Author, activist Noam Chomsky to receive award
Philosopher, political activist, lecturer and author Noam Chomsky will receive the A.E. Havens Center’s Award for Lifetime Contribution to Critical Scholarship on Thursday, April 8.
The award ceremony and Chomsky’s lecture, “The Role of the Radical Intellectual: Some Personal Reflections,” are free to the public and will take place at 7 p.m. in Madison’s Orpheum Theater, 216 State St. No tickets are required.
Chomsky is the third scholar to receive the Havens Center award, which is given to a scholar with a distinguished and extensive record of scholarly achievement in the critical tradition of social thought.
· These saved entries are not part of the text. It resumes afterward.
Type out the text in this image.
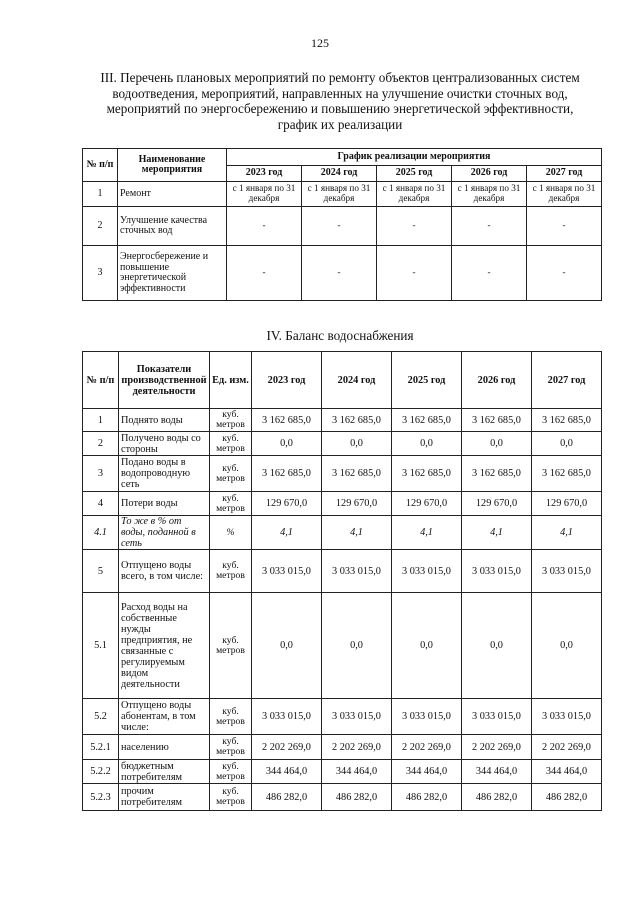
125
III. Перечень плановых мероприятий по ремонту объектов централизованных систем водоотведения, мероприятий, направленных на улучшение очистки сточных вод, мероприятий по энергосбережению и повышению энергетической эффективности, график их реализации
№ п/п	Наименование мероприятия	График реализации мероприятия				
		2023 год	2024 год	2025 год	2026 год	2027 год
1	Ремонт	с 1 января по 31 декабря	с 1 января по 31 декабря	с 1 января по 31 декабря	с 1 января по 31 декабря	с 1 января по 31 декабря
2	Улучшение качества сточных вод	-	-	-	-	-
3	Энергосбережение и повышение энергетической эффективности	-	-	-	-	-
IV. Баланс водоснабжения
№ п/п	Показатели производственной деятельности	Ед. изм.	2023 год	2024 год	2025 год	2026 год	2027 год
1	Поднято воды	куб. метров	3 162 685,0	3 162 685,0	3 162 685,0	3 162 685,0	3 162 685,0
2	Получено воды со стороны	куб. метров	0,0	0,0	0,0	0,0	0,0
3	Подано воды в водопроводную сеть	куб. метров	3 162 685,0	3 162 685,0	3 162 685,0	3 162 685,0	3 162 685,0
4	Потери воды	куб. метров	129 670,0	129 670,0	129 670,0	129 670,0	129 670,0
4.1	То же в % от воды, поданной в сеть	%	4,1	4,1	4,1	4,1	4,1
5	Отпущено воды всего, в том числе:	куб. метров	3 033 015,0	3 033 015,0	3 033 015,0	3 033 015,0	3 033 015,0
5.1	Расход воды на собственные нужды предприятия, не связанные с регулируемым видом деятельности	куб. метров	0,0	0,0	0,0	0,0	0,0
5.2	Отпущено воды абонентам, в том числе:	куб. метров	3 033 015,0	3 033 015,0	3 033 015,0	3 033 015,0	3 033 015,0
5.2.1	населению	куб. метров	2 202 269,0	2 202 269,0	2 202 269,0	2 202 269,0	2 202 269,0
5.2.2	бюджетным потребителям	куб. метров	344 464,0	344 464,0	344 464,0	344 464,0	344 464,0
5.2.3	прочим потребителям	куб. метров	486 282,0	486 282,0	486 282,0	486 282,0	486 282,0
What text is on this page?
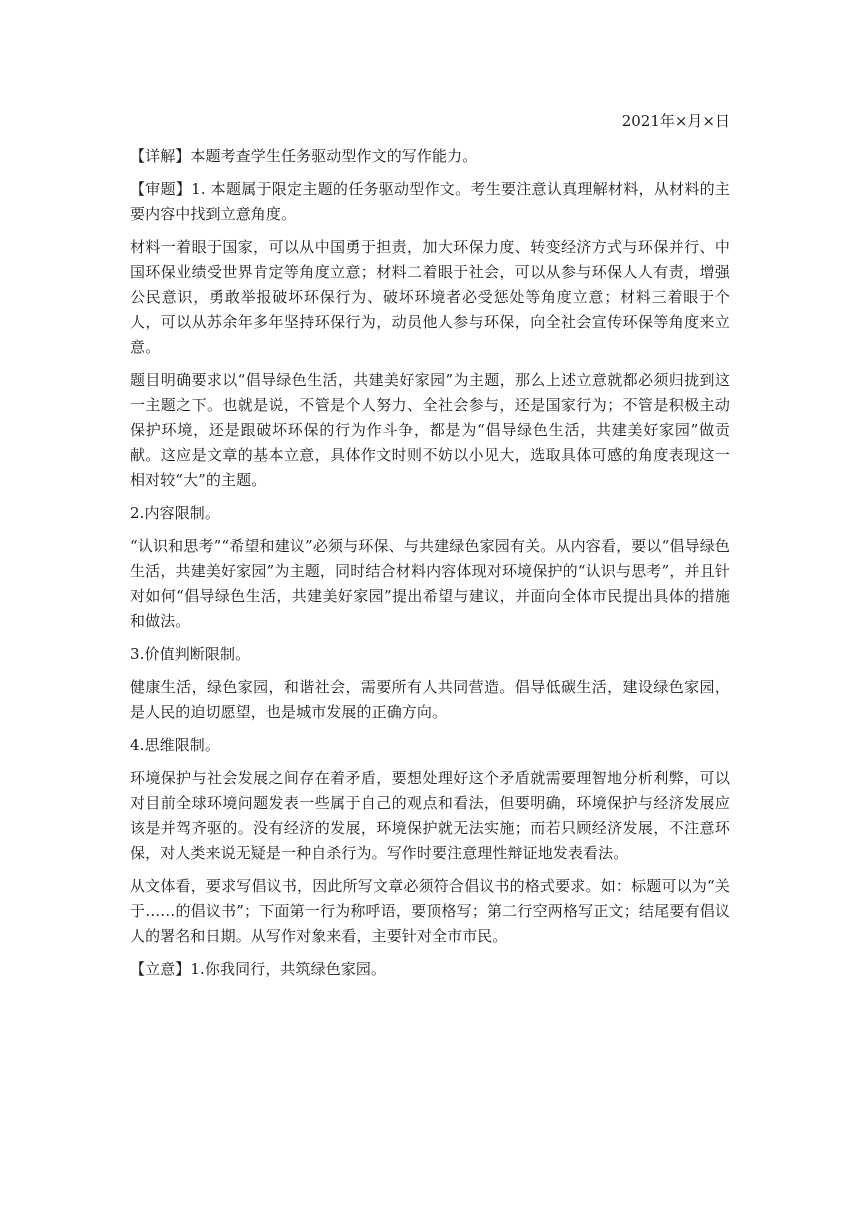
2021年×月×日

【详解】本题考查学生任务驱动型作文的写作能力。

【审题】1. 本题属于限定主题的任务驱动型作文。考生要注意认真理解材料，从材料的主要内容中找到立意角度。

材料一着眼于国家，可以从中国勇于担责，加大环保力度、转变经济方式与环保并行、中国环保业绩受世界肯定等角度立意；材料二着眼于社会，可以从参与环保人人有责，增强公民意识，勇敢举报破坏环保行为、破坏环境者必受惩处等角度立意；材料三着眼于个人，可以从苏余年多年坚持环保行为，动员他人参与环保，向全社会宣传环保等角度来立意。

题目明确要求以“倡导绿色生活，共建美好家园”为主题，那么上述立意就都必须归拢到这一主题之下。也就是说，不管是个人努力、全社会参与，还是国家行为；不管是积极主动保护环境，还是跟破坏环保的行为作斗争，都是为“倡导绿色生活，共建美好家园”做贡献。这应是文章的基本立意，具体作文时则不妨以小见大，选取具体可感的角度表现这一相对较“大”的主题。

2.内容限制。

“认识和思考”“希望和建议”必须与环保、与共建绿色家园有关。从内容看，要以“倡导绿色生活，共建美好家园”为主题，同时结合材料内容体现对环境保护的“认识与思考”，并且针对如何“倡导绿色生活，共建美好家园”提出希望与建议，并面向全体市民提出具体的措施和做法。

3.价值判断限制。

健康生活，绿色家园，和谐社会，需要所有人共同营造。倡导低碳生活，建设绿色家园，是人民的迫切愿望，也是城市发展的正确方向。

4.思维限制。

环境保护与社会发展之间存在着矛盾，要想处理好这个矛盾就需要理智地分析利弊，可以对目前全球环境问题发表一些属于自己的观点和看法，但要明确，环境保护与经济发展应该是并驾齐驱的。没有经济的发展，环境保护就无法实施；而若只顾经济发展，不注意环保，对人类来说无疑是一种自杀行为。写作时要注意理性辩证地发表看法。

从文体看，要求写倡议书，因此所写文章必须符合倡议书的格式要求。如：标题可以为“关于……的倡议书”；下面第一行为称呼语，要顶格写；第二行空两格写正文；结尾要有倡议人的署名和日期。从写作对象来看，主要针对全市市民。

【立意】1.你我同行，共筑绿色家园。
The first two went to Frances Fox Piven in 2004 and Howard Zinn in 2006.
Chomsky has provided a voice in politics for more than 40 years. Although he is well known in the academic and scientific community as one of the fathers of modern linguistics, since the 1960s he has become known more widely as a political dissident, an anarchist and a libertarian socialist intellectual.
Beginning with his opposition to the Vietnam War, Chomsky established himself as a prominent critic of U.S. foreign and domestic policy. In February 1967, Chomsky became one of the leading opponents of the war with the publication of his essay, “The Responsibility of Intellectuals,” followed by his 1969 book, “American Power and the New Mandarins,” a collection of essays that placed him at the forefront of American dissent.
“Noam Chomsky is almost certainly the best known and most widely read American public intellectual in the world,” says Havens Center director Erik Olin Wright. “In his powerful early essay, ‘The Responsibility of Intellectuals,’ published at the height of the Vietnam War, Chomsky wrote, ‘It is the responsibility of intellectuals to speak the truth and to expose lies.’ In the over four decades since that publication he has steadfastly lived up to that responsibility, relentlessly exposing the misinformation used to justify American military aggression around the world and the domination of conservative politics at home.”
His far-reaching criticisms of U.S. foreign policy and the legitimacy of U.S. power have made him a controversial figure. A prolific author, Chomsky has written dozens of books.
Established in the UW–Madison sociology department in 1984, the A. E. Havens Center for the Study of Social Structure and Social Change is dedicated to promoting critical intellectual reflection and exchange, both within the academy as well as between it and the broader society.